What Are Signs and Symptoms of Bulimia Nervosa? - dummies

What Are Signs and Symptoms of Bulimia Nervosa?

By Jane Kirby, The American Dietetic Association

Bulimia nervosa is characterized by recurrent episodes of binge eating followed by purging behaviors, such as self-induced vomiting, misuse of laxatives or diuretics, fasting, or obsessive exercise, in an attempt to prevent weight gain.

Bulimia occurs in adolescents and young adult women but is relatively uncommon in men, and typically develops in the late teens or early 20s. Fifty percent of bulimics have or had anorexia nervosa.

Some authorities believe that as many as 10 percent of women are affected over their lifetimes. Clinically speaking, a person with bulimia nervosa binges at least twice a week, eats large amounts of food in a relatively short period of time, and then purges to rid her body of the unwanted calories.

More than half of bulimics are severely depressed and often suffer from alcohol and drug abuse in addition to their eating problems. Unlike the anorexic, who is excessively thin, the bulimic’s weight is usually average or slightly above average and often fluctuates.

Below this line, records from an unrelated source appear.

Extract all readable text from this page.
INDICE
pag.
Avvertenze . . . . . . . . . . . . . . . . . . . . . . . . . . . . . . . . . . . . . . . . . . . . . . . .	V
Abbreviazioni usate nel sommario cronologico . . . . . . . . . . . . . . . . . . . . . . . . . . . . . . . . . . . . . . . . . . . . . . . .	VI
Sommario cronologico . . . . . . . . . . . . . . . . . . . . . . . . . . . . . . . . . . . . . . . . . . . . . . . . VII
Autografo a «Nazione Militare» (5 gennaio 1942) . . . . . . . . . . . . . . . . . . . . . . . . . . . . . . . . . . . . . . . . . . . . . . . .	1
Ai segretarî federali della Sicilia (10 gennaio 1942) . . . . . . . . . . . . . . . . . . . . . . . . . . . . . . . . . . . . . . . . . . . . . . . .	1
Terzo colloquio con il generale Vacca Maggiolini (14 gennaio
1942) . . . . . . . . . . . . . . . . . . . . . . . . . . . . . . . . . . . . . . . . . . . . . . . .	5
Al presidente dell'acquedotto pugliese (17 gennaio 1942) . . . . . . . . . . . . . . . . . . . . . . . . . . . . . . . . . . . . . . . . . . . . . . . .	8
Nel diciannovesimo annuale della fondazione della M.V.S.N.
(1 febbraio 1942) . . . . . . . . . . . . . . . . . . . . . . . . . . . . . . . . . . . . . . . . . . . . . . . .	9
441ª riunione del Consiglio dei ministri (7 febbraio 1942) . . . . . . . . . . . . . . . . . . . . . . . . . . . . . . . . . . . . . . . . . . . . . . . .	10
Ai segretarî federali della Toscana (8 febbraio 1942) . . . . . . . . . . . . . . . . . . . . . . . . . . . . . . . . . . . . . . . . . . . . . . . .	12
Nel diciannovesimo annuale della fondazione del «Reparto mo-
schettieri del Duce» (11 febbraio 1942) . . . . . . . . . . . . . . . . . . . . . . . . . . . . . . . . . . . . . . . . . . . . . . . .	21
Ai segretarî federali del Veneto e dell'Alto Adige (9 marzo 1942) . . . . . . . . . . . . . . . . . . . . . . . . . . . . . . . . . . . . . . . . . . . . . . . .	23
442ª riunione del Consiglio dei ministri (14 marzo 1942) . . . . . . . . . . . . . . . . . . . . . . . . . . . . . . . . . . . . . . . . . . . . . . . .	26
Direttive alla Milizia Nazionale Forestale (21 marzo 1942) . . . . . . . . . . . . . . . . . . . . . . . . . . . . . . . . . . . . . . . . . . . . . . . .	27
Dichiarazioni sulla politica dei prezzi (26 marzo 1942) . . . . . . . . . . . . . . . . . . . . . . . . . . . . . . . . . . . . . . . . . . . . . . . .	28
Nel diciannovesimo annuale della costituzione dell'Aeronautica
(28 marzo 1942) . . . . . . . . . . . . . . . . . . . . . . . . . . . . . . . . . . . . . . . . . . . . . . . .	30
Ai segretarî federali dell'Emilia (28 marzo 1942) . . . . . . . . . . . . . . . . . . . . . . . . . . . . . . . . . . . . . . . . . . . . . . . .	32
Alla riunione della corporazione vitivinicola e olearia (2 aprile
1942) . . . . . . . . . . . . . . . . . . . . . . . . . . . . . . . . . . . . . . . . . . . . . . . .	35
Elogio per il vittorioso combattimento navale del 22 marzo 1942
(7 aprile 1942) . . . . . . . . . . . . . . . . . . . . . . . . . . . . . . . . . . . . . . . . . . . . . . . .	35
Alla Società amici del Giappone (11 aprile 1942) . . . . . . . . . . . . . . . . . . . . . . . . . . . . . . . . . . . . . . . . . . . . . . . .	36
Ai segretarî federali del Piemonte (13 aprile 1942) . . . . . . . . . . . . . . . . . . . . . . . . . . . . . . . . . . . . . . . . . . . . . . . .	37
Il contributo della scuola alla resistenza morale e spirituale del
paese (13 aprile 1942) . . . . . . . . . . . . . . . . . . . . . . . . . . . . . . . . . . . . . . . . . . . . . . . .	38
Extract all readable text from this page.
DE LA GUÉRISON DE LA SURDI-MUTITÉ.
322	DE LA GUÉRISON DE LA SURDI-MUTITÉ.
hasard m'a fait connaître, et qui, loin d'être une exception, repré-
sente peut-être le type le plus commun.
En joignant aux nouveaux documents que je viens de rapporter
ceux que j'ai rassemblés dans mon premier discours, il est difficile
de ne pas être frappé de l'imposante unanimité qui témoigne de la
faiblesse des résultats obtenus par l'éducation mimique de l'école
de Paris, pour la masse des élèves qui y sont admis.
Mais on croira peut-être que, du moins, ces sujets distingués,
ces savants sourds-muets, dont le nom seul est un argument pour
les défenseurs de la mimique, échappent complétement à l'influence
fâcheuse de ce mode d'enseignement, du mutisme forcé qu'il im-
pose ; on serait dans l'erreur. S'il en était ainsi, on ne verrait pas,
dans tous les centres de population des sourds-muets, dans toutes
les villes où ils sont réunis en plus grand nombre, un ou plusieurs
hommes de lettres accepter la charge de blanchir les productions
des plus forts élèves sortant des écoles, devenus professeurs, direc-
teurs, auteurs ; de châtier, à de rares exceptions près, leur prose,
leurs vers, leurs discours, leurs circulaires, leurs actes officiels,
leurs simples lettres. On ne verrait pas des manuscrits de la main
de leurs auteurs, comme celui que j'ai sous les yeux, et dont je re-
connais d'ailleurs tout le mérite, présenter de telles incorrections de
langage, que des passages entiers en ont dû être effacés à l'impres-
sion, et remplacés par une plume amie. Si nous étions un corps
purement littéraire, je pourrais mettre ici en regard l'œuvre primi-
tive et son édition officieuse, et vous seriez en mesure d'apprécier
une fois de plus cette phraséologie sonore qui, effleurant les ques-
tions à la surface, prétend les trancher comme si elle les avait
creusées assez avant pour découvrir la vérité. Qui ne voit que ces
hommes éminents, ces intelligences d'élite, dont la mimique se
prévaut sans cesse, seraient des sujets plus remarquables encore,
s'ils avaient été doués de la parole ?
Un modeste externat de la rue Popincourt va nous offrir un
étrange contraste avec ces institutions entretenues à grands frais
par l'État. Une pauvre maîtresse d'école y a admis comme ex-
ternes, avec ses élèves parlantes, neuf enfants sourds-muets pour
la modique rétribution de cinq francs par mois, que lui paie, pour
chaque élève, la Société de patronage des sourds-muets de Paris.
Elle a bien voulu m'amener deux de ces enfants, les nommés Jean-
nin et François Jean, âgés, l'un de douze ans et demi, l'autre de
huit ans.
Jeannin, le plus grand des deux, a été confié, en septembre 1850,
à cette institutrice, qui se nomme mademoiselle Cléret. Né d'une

Do you (or someone you know) have any of the following symptoms? The more “yes” answers, the greater the likelihood that you (or she) may have bulimia nervosa.

  • Gorges, usually in secret, and may buy special binge food.

  • Is uncomfortable eating around others.

  • Makes excuses to go to the bathroom after meals.

  • Buys large amounts of food that suddenly disappear.

  • Displays unusual swelling around the jaw and cheeks; knuckles may be scraped or calluses formed on back of hand from inducing vomiting.

  • Has discolored or stained teeth due to vomiting.

  • Eats large amounts of food on the spur of the moment and feels out of control, unable to stop eating.

  • Withdraws from friends.

  • Doesn’t seem to gain an excessive amount of weight given the amount of food regularly consumed.

  • Often exercises excessively.

  • Runs water to cover the sound of vomiting, may use mouthwash and breath mints excessively, and may have a foul-smelling bathroom.

  • Can’t explain the disappearance of food in the home or residence hall setting.

  • May engage in drug or alcohol use and/or in casual or even promiscuous sex.

  • Experiences mood swings; may experience depression, loneliness, shame, and feelings of emptiness (although may pretend to be cheerful).